I have a data_frame where I would like vector to be the concatenation of elements in A. So
df <- data_frame(id = c(1, 1, 2, 2), A = c("a", "b", "b", "c"))
df
Source: local data frame [4 x 2]
id A
1 1 a
2 1 b
3 2 b
4 2 c
Should become
newdf
Source: local data frame [4 x 2]
id vector
1 1 "a b"
2 2 "b c"
My first inclination is to use paste() inside summarise but this doesn't work.
df %>% group_by(id) %>% summarise(paste(A))
Error: expecting a single value
Hadley and Romain talk about a similar issue in the GitHub issues, but I can't quite see how that applies directly. It seems like there should be a very simple solution, especially because paste() usually does return a single value.

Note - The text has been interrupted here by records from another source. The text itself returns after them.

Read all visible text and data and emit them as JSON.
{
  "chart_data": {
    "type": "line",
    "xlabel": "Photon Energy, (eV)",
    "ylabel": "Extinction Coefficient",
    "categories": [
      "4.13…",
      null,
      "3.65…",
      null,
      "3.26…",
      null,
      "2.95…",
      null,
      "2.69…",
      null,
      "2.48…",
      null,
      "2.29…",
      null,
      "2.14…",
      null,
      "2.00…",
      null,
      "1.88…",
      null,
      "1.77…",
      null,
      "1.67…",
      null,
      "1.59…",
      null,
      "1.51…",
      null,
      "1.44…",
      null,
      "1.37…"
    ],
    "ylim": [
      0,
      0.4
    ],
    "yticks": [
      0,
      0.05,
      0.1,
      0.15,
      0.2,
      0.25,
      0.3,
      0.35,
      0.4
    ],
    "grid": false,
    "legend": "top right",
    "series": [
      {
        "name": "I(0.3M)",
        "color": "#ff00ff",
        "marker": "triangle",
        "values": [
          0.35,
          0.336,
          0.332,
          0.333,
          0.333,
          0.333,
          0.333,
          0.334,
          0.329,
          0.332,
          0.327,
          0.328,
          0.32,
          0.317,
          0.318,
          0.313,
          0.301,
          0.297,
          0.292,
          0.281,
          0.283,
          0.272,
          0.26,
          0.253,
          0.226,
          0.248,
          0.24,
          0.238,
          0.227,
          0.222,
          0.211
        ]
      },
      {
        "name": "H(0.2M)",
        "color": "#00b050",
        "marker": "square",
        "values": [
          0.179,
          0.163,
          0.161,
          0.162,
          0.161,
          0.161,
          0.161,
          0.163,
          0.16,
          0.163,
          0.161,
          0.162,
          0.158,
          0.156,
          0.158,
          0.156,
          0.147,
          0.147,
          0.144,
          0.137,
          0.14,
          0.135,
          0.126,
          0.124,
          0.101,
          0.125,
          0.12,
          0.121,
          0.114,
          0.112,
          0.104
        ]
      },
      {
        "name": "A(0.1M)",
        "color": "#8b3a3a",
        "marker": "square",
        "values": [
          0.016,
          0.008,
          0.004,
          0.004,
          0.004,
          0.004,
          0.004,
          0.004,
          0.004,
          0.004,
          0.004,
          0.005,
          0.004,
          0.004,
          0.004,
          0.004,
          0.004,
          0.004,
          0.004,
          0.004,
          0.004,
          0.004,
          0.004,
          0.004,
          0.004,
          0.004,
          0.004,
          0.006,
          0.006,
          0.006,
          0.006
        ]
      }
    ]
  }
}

You need to collapse the values in paste
df %>% group_by(id) %>% summarise(vector=paste(A, collapse=" "))
My data frame was as:
col1 col2
1 one
1 one more
2 two
2 two
3 three
I needed to summarise it as follows:
col1 col3
1 one, one more
2 two
3 three
This following code did the trick:
df <- data.frame(col1 = c(1,1,2,2,3), col2 = c("one", "one more", "two", "two", "five"))
df %>%
group_by(col1) %>%
summarise( col3 = toString(unique(col2)))